06-13-2009 09:11 PM
Hi all,
I want to deal with acquired data on the fly, and here is the question. I have a 1D array and I want to get the INDEXES of the biggest 40 data. I can sort the array to get the 40 biggest data, and then search the corresponding indexes of them. But the size of the array is very big and I don't think it's an optimized method. So, is there any better idea? Thank you.
Best wishes,
Bo
Solved! Go to Solution.
06-13-2009 10:03 PM
Take a look at the attached code....
06-13-2009 10:19 PM - edited 06-13-2009 10:23 PM
Here's a solution that gives the indices of the 40 largest elements.
It can still be improved a little bit, but is certainly faster than your search approach. How big is your array?
(the "solution" in the post above gives the values of the largest 39 elements (not indices!), something completely different)
06-13-2009 11:19 PM - last edited on 06-15-2009 11:35 AM by Support
altenbach wrote:It can still be improved a little bit, ....
OK, here's the improvements I made on a quick hunch.
For a 10M array of random data it is about 60x faster (100ms vs 7000ms) than my simple solution above. (it's about 30x faster for a 1M array).
Basically, here we only keep the top 40 elements in an array and keep the currently smallest element in a shift register. If the new element is larger than the currently smallest element, we replace the smallest element by the new element, sort the top 40 array, and tag the currently smallest element. If the new element is smaller, we don't do anything.
You have to be careful, though, because the algorithm is now data dependent and can be slow for certain pathalogical data.
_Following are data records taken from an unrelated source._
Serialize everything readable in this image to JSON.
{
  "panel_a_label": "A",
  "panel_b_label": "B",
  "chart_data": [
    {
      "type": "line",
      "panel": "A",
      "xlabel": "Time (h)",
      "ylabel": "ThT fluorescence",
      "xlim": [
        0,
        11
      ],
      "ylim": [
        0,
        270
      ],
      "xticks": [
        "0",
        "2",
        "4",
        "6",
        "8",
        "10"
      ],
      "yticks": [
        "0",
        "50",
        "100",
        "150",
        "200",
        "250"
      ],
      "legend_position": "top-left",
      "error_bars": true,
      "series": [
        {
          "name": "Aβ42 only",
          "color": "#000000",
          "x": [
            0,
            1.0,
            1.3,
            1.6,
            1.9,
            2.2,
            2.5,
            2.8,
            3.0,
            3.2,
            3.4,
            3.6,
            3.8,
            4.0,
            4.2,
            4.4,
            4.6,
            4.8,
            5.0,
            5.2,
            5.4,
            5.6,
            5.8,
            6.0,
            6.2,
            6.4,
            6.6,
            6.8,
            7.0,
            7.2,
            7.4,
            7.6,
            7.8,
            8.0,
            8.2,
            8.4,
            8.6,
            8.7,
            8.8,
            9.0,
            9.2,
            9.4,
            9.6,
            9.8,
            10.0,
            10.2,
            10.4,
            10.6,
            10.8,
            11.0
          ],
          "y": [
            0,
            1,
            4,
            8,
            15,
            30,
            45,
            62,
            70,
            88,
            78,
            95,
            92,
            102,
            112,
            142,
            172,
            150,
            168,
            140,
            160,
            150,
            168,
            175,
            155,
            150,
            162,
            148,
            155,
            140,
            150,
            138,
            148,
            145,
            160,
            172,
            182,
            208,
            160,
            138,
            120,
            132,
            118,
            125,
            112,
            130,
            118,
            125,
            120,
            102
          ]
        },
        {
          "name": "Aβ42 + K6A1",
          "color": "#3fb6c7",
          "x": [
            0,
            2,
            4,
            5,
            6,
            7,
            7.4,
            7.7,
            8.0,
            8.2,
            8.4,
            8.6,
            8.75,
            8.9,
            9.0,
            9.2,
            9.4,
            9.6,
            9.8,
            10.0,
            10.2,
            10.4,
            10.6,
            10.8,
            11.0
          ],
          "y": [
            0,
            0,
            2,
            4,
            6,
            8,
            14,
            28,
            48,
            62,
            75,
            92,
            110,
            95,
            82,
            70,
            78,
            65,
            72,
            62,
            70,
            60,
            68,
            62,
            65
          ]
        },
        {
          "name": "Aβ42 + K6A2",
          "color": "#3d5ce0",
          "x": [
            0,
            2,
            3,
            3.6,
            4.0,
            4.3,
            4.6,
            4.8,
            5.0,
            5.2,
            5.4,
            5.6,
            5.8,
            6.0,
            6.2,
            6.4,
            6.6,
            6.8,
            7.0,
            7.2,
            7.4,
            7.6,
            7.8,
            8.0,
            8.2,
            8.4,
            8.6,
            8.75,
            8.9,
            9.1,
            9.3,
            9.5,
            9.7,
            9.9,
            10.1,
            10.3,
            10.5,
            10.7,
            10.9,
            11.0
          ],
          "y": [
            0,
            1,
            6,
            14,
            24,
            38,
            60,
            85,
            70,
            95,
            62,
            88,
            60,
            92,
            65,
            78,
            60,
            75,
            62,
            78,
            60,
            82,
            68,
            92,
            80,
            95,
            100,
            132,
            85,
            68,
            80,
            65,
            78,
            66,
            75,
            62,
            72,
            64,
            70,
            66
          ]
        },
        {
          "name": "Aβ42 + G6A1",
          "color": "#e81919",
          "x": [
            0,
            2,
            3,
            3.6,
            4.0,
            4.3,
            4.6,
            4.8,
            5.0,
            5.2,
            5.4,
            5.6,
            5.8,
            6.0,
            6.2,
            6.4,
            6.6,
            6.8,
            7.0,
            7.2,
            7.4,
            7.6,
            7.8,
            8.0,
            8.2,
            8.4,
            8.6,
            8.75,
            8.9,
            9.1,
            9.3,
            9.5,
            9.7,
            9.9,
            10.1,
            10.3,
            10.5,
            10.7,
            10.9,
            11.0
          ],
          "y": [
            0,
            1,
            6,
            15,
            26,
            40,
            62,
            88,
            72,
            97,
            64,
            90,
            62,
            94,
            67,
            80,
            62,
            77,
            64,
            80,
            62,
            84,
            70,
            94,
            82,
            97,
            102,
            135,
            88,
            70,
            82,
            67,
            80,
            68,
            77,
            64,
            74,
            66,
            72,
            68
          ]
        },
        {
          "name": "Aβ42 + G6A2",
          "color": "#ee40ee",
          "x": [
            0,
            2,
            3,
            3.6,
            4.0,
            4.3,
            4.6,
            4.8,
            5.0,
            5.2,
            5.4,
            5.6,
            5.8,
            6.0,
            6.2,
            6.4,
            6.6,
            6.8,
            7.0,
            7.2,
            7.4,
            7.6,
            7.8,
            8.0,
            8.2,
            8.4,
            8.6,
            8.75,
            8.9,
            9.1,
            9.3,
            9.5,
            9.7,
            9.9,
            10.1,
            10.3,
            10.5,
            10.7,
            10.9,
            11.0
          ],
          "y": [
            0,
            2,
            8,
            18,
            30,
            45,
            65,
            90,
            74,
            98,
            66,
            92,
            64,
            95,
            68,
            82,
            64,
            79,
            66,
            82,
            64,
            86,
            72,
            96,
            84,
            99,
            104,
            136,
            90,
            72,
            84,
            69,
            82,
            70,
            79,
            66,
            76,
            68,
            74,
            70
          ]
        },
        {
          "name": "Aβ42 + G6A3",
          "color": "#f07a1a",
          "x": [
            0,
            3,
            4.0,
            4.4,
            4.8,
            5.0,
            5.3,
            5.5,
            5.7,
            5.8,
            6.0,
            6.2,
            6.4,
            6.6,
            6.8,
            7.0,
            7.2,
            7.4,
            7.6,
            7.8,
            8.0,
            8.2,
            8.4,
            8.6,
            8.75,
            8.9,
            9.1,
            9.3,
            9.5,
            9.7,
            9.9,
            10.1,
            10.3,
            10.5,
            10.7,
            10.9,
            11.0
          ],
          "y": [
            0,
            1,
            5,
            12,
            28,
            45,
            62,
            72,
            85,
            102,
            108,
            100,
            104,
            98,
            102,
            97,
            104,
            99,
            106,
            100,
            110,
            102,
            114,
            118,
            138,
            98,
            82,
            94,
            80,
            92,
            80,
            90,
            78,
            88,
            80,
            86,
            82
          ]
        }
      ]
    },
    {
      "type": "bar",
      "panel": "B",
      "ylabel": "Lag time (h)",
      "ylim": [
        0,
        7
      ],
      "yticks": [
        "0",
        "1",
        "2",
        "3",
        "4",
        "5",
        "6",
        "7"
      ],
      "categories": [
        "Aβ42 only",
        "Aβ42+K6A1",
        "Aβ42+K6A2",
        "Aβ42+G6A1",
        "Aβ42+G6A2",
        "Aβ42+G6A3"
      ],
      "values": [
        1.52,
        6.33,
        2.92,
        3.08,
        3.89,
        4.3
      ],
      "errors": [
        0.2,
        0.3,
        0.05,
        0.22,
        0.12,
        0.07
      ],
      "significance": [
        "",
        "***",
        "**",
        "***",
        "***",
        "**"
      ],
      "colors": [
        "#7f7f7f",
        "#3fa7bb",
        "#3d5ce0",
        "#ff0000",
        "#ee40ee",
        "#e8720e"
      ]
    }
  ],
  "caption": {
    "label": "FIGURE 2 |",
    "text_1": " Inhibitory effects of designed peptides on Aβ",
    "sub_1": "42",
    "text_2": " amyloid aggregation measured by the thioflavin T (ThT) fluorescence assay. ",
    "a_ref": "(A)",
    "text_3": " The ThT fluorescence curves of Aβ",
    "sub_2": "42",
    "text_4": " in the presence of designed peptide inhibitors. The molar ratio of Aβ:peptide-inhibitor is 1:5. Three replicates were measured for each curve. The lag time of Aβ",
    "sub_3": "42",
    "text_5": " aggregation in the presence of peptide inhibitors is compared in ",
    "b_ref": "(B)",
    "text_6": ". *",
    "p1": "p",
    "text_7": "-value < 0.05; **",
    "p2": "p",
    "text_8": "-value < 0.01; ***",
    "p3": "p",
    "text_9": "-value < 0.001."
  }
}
For example if the input is a perfectly sorted array, the penalty is very big, while if we have a reverse sorted array the algorithm is extremely fast. For random input arrays, the chance to find a new top 40 element gets smaller very quicky and we win because we mostly execute the empty case.
Modify as needed. You need to test on your typical data to make sure it is suitable.
I am sure there are even more optimized possibilities, anyone want to try? 😄
06-14-2009 11:05 AM
Hi Jaime,
Thank you for your reply, but the result was the 40 biggest value but not indexes.
Regards,
Bo
06-14-2009 11:09 AM
Hi altenbach,
Thank you for your replies. And ancturally I got the your previous solution from someone else. But I'm sure your later one is much better. And I'll try that. Thank you for your help!!
Best wishes,
Bo
06-14-2009 11:13 AM - edited 06-14-2009 11:20 AM
If you are looking for trivially simple code, here's yet another alternative. For a 10M array it's about 30x slower than the optimized solution but about twice as fast as my first solution, so it is certainly not competitive. It is probably sufficient for small datasets.
It just shows that there are quite a few ways to do all this. 😉
(slow, but simple!)
Maybe we should do a challenge competition. Who can make the fastest solution? 😄
06-14-2009 11:36 AM
06-14-2009 11:56 AM
Coq rouge wrote:
I was just wondering. How will your largest40IndicesFaster.vi cope with several equal number in the array. Will it not fail in such cases. Your last suggestion will cope better with this situation I think.
Well, you can always try, but I don't think it will fail. The array is initialized with all -inf, and the smallest element will remain -inf until the top 40 array is filled with real data. For example if you make an array that is duplicate by appending the input array twice, all solutions will still give the same result.
The results differ slightly if the input has less than 40 elements, because some solutions will be padded to 40 elements with -1 values.
The results may also differ for bad data, e.g. if the input contains NaN.
06-14-2009 12:08 PM
Well perhaps I am wrong;)